Peoples' excessive consumption habits are driving growth while at the same time harming the environment. Will people rethink their consumerism after the virus crisis?
Acceleration over anyway
Economies may well rebound in the next few months as a result of huge aid and stimulus packages launched by governments, but some academics insist the huge growth trajectory that the global economy has been on for the past five decades is winding down anyway.
Oxford University professor Danny Dorling is the author of the new book "Slowdown – The End of the Great Acceleration — and Why It's Good for the Planet, the Economy and Our Lives," which was finished in January, a month after the novel coronavirus first emerged.
The book lists falling population, marriage and fertility rates, sinking wages and slower growth in US mortgage, student and car debt as evidence that the world is moving towards a more sustainable path.
"The pandemic hit just as the economy was slowing, but several indicators have been falling for years, and this data will help those people who argue that the pandemic must change how we live," Dorling told DW.
While the economic fallout has been noticeably felt by low-income groups — many of whom are unable to work from home and saw the stores, factories or restaurants they work in close — the nationwide lockdowns have also hurt many of the world's wealthiest people, unlike the financial crisis when the top 10% saw their riches spike.
He told DW that the pandemic has "pulled a rug from under the top 2-3% of society,” whose profits rely on globalization and the free movement of goods and people, and the best hope for a noticeable societal change was if the wealthy feel the pinch.
"In the past, when you get that degree of insecurity for pretty powerful, well off people, bigger changes are possible,” Dorling added.

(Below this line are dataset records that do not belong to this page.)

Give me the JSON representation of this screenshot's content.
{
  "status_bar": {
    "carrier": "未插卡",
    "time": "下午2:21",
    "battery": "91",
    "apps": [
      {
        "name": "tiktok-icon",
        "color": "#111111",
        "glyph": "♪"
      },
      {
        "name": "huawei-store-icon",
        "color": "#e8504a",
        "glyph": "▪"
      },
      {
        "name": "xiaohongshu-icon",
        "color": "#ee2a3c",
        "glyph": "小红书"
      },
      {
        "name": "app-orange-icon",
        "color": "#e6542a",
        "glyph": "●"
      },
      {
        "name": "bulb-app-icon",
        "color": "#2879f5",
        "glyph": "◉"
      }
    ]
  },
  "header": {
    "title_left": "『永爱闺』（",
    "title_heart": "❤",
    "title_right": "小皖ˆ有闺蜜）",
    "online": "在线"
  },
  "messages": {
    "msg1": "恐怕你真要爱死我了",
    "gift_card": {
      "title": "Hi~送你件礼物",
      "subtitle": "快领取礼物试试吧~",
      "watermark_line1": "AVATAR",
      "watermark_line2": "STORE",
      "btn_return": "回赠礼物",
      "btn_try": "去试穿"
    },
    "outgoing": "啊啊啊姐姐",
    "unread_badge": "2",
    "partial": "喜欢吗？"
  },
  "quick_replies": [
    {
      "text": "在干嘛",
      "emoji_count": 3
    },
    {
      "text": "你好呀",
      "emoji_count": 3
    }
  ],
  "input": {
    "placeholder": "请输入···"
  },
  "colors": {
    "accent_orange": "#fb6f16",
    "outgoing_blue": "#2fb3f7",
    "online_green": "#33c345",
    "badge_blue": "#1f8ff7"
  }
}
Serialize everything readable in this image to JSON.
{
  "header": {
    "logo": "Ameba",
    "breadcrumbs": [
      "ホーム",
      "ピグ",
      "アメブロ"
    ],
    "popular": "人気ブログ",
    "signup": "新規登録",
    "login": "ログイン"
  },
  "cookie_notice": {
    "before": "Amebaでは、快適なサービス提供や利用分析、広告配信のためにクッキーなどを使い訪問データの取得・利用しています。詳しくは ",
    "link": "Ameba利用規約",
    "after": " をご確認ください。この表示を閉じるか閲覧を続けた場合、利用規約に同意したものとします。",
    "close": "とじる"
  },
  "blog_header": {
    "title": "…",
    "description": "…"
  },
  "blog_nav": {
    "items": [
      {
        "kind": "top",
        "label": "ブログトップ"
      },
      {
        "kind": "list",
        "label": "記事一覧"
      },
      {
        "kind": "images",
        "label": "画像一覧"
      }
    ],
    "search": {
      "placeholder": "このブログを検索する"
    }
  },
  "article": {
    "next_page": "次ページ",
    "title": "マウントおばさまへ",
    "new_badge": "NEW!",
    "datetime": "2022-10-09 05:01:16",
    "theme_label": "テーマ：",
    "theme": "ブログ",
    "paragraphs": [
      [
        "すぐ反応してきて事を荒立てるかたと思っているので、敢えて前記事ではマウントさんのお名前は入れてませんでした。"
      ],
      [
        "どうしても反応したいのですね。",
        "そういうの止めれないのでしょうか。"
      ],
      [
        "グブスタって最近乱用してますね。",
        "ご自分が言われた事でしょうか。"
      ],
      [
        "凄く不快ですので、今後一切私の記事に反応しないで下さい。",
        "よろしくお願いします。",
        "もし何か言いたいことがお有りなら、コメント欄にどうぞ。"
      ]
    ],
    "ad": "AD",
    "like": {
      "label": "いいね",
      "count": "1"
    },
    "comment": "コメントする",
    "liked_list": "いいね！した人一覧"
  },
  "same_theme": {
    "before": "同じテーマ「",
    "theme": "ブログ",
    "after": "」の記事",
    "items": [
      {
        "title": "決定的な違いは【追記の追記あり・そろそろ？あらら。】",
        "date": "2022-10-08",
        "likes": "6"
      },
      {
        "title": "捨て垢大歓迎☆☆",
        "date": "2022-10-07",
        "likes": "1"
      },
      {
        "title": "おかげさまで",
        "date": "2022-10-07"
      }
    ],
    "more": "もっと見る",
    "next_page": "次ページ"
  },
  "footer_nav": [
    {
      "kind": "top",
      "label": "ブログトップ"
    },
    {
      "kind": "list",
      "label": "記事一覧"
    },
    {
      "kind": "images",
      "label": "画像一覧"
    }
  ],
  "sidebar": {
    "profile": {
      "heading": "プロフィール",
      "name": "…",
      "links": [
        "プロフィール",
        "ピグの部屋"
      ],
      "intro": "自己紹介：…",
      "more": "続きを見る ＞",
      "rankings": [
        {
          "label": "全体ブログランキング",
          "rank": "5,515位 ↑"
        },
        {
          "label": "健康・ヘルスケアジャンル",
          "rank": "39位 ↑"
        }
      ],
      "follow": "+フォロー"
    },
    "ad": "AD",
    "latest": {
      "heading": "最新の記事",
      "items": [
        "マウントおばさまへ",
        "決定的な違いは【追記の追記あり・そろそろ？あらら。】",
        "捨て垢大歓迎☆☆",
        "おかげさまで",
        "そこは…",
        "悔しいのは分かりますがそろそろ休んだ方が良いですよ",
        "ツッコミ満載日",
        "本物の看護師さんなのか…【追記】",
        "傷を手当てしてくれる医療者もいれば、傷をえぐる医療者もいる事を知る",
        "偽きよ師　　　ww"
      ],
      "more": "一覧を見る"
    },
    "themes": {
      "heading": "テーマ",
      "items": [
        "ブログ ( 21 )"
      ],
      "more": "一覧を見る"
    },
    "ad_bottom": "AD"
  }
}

Amid the COVID pandemic, Berlin's Fridays-for-Future protesters were eager to refocus attention to the ongoing climate crisis and what people can learn from it
How will economies rebound?
The book cites four main indicators that were yet to slow down before the pandemic struck: consumption, pollution, air travel and university enrolment. While the first three have plummeted since March, a large drop in international students — especially from China to Western countries — is now increasingly likely as a result of travel restrictions and a loss of attractiveness.
GDP rankings are so entrenched in our psyche, and the word degrowth can depict a sense of returning to a world of abject poverty. But Kallis insists economies can still function well despite less emphasis on huge profits.
Dorling told DW he wrote the book because he believes in our ability to adjust, and said people should welcome the slowdown.
"Things always appear far harder than they are, but we became used to lockdown very quickly, and within a year, we'll adapt to slower growth."